I was sitting in the little living area holding a few of the kids when I noticed one of the older girls out in the courtyard. She is probably around 12, and takes care of many of the younger children in the orphanage. I don’t think she knew I could see her… She was taking slow steps, and one by one, she would look to see how her new red flipflops looked on her feet. They were a pretty red color with a little plastic flower on the front. She twisted, and turned, and skipped, looking down for every move. The courtyard was empty, but it seemed in her mind that she had a captive audience… and for once in her frail life, she was the beauty…I knew that look on her face, no girl could miss it… The look the bride has coming across the floor, the little girl in her new Easter Dress, a teenage girl on her prom night.
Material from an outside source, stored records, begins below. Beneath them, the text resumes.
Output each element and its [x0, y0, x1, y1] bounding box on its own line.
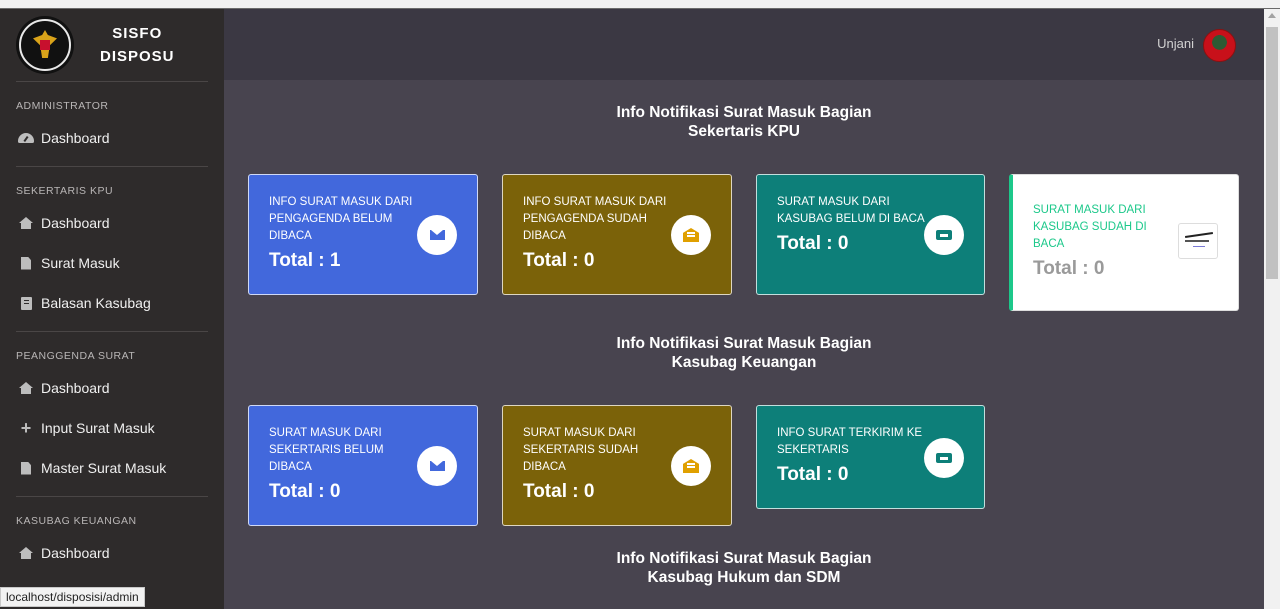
- envelope-open-icon: [671, 446, 711, 486]
- app-title-line1: SISFO: [112, 25, 163, 42]
- sidebar-item-label: Dashboard: [41, 215, 110, 231]
- user-avatar[interactable]: [1203, 29, 1236, 62]
- card-label: INFO SURAT MASUK DARI PENGAGENDA SUDAH D…: [523, 196, 667, 242]
- section-title-kasubag-keuangan: Info Notifikasi Surat Masuk Bagian Kasub…: [224, 334, 1264, 372]
- card-label: INFO SURAT MASUK DARI PENGAGENDA BELUM D…: [269, 196, 413, 242]
- card-kasubag-sudah-dibaca[interactable]: SURAT MASUK DARI KASUBAG SUDAH DI BACA T…: [1009, 174, 1239, 311]
- envelope-icon: [417, 446, 457, 486]
- user-name[interactable]: Unjani: [1157, 36, 1194, 51]
- sidebar-item-keuangan-dashboard[interactable]: Dashboard: [0, 533, 224, 573]
- sidebar-item-admin-dashboard[interactable]: Dashboard: [0, 118, 224, 158]
- card-label: INFO SURAT TERKIRIM KE SEKERTARIS: [777, 427, 923, 456]
- dashboard-gauge-icon: [18, 130, 34, 146]
- app-title-line2: DISPOSU: [100, 48, 175, 65]
- card-sekertaris-belum-dibaca[interactable]: SURAT MASUK DARI SEKERTARIS BELUM DIBACA…: [248, 405, 478, 526]
- card-sekertaris-sudah-dibaca[interactable]: SURAT MASUK DARI SEKERTARIS SUDAH DIBACA…: [502, 405, 732, 526]
- card-label: SURAT MASUK DARI KASUBAG SUDAH DI BACA: [1033, 204, 1147, 250]
- card-label: SURAT MASUK DARI SEKERTARIS BELUM DIBACA: [269, 427, 384, 473]
- brand[interactable]: SISFO DISPOSU: [0, 9, 224, 81]
- document-thumbnail-icon: [1178, 223, 1218, 259]
- home-icon: [18, 545, 34, 561]
- inbox-icon: [924, 438, 964, 478]
- section-title-sekertaris: Info Notifikasi Surat Masuk Bagian Seker…: [224, 103, 1264, 141]
- sidebar-item-label: Master Surat Masuk: [41, 460, 167, 476]
- main-content: Info Notifikasi Surat Masuk Bagian Seker…: [224, 80, 1264, 609]
- topbar: Unjani: [224, 9, 1264, 80]
- book-icon: [18, 295, 34, 311]
- browser-status-url: localhost/disposisi/admin: [0, 587, 145, 607]
- scrollbar-thumb[interactable]: [1266, 27, 1278, 279]
- card-total: Total : 0: [1033, 258, 1105, 279]
- envelope-icon: [417, 215, 457, 255]
- section-title-line2: Kasubag Hukum dan SDM: [647, 569, 841, 586]
- card-label: SURAT MASUK DARI SEKERTARIS SUDAH DIBACA: [523, 427, 639, 473]
- section-title-line2: Kasubag Keuangan: [671, 354, 817, 371]
- file-icon: [18, 255, 34, 271]
- sidebar-item-label: Dashboard: [41, 380, 110, 396]
- sidebar-item-label: Dashboard: [41, 130, 110, 146]
- sidebar-heading-kasubag-keuangan: KASUBAG KEUANGAN: [16, 515, 137, 527]
- card-label: SURAT MASUK DARI KASUBAG BELUM DI BACA: [777, 196, 925, 225]
- section-title-line1: Info Notifikasi Surat Masuk Bagian: [616, 550, 872, 567]
- home-icon: [18, 215, 34, 231]
- sidebar-item-peanggenda-dashboard[interactable]: Dashboard: [0, 368, 224, 408]
- scroll-up-arrow-icon[interactable]: [1268, 13, 1276, 18]
- sidebar-heading-peanggenda: PEANGGENDA SURAT: [16, 350, 136, 362]
- card-pengagenda-belum-dibaca[interactable]: INFO SURAT MASUK DARI PENGAGENDA BELUM D…: [248, 174, 478, 295]
- plus-icon: +: [20, 417, 32, 438]
- section-title-line1: Info Notifikasi Surat Masuk Bagian: [616, 335, 872, 352]
- app-title: SISFO DISPOSU: [100, 22, 175, 68]
- browser-top-edge: [0, 0, 1280, 9]
- section-title-line1: Info Notifikasi Surat Masuk Bagian: [616, 104, 872, 121]
- sidebar-item-input-surat-masuk[interactable]: + Input Surat Masuk: [0, 408, 224, 448]
- sidebar-item-label: Input Surat Masuk: [41, 420, 155, 436]
- sidebar-item-balasan-kasubag[interactable]: Balasan Kasubag: [0, 283, 224, 323]
- envelope-open-icon: [671, 215, 711, 255]
- sidebar: SISFO DISPOSU ADMINISTRATOR Dashboard SE…: [0, 9, 224, 609]
- sidebar-heading-administrator: ADMINISTRATOR: [16, 100, 109, 112]
- sidebar-item-label: Surat Masuk: [41, 255, 120, 271]
- card-pengagenda-sudah-dibaca[interactable]: INFO SURAT MASUK DARI PENGAGENDA SUDAH D…: [502, 174, 732, 295]
- home-icon: [18, 380, 34, 396]
- sidebar-item-label: Balasan Kasubag: [41, 295, 151, 311]
- kpu-logo: [16, 16, 74, 74]
- sidebar-heading-sekertaris: SEKERTARIS KPU: [16, 185, 114, 197]
- card-kasubag-belum-dibaca[interactable]: SURAT MASUK DARI KASUBAG BELUM DI BACA T…: [756, 174, 985, 295]
- page-scrollbar[interactable]: [1264, 9, 1280, 609]
- sidebar-item-surat-masuk[interactable]: Surat Masuk: [0, 243, 224, 283]
- card-terkirim-ke-sekertaris[interactable]: INFO SURAT TERKIRIM KE SEKERTARIS Total …: [756, 405, 985, 509]
- section-title-line2: Sekertaris KPU: [687, 123, 800, 140]
- sidebar-item-sekertaris-dashboard[interactable]: Dashboard: [0, 203, 224, 243]
- file-icon: [18, 460, 34, 476]
- section-title-kasubag-hukum: Info Notifikasi Surat Masuk Bagian Kasub…: [224, 549, 1264, 587]
- sidebar-item-master-surat-masuk[interactable]: Master Surat Masuk: [0, 448, 224, 488]
- sidebar-item-label: Dashboard: [41, 545, 110, 561]
- inbox-icon: [924, 215, 964, 255]
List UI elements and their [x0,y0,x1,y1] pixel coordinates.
I watched her for about 5 minutes, and then she took them off, and walked away… she was still smiling.

So many moments have happened while in Vietnam just like this one. It is a very small window, but when I catch them, I feel as though I have witnessed something incredible. It is a picture in my heart as famous as any Monet or Van Gogh. It’s a picture that can never be painted or caught by camera, it is only written on the hearts of those who understand the feelings behind them…

One shoe can change your life says Cinderella…

Maybe the girls life did not change, but for tonight she was beautiful. And that is worth more than a hundred fairy tales.

Bangs and Listening!

It seems to me that when we give up one thing, or when we step out in one area it is a little easier to give up or step out in other areas.

Example
Step 1. Move to Vietnam
Step 2. Cut off my hair and get bangs (for real this time)

I have been wanting to get these bangs for a while, go for the london look. But i’ve been afraid and thought, i’ll probably look like one of those girls who try to look stylish, then just fail. But I finally just went for it. Seems if you are going to face some of your fears you might as well face all of them. haha So there you go… who knows what is next.

The honeymoon period of my trip is over I think. I’m still seeing new things and having awesome experiences, it’s just that now the adrenaline is wearing off and I tend to be very tired.

Yesterday I was able to use my Vietnamese. A couple of guys surrounded my bike on the road and were trying to talk to me, which was quite uncomfortable for me. So I finally said, Di Vay Ya which means, Go home… of course I found out later that they could have taken what I said to mean, take me home. Which would have really changed the situation lol Again, the honeymoon stage is over and there are certain things that I just don’t want to have to deal with. However, I look up at the mountains, cross the sea…. I give up the highest thanks that I know how to give… because my opportunities are boundless and my time here priceless.

I haven’t skyped as much as I did, nor have a blogged as much. Mostly because at the end of the day, i’m out of words. I am at this point where I don’t want to say too much more, I am very content at the moment with listening. Seeking, searching, and admitting that I need change.

I hope that everyday we all have a mixture of laughter and silly, set upon solid humility and prayer. Like a nice hot cocoa. I can’t seem to take myself to seriously here, but I also have never seen so much serious. Hard to explain and harder to reveal.

For now, I love you all, and please don’t make fun of me when you see my bangs!!!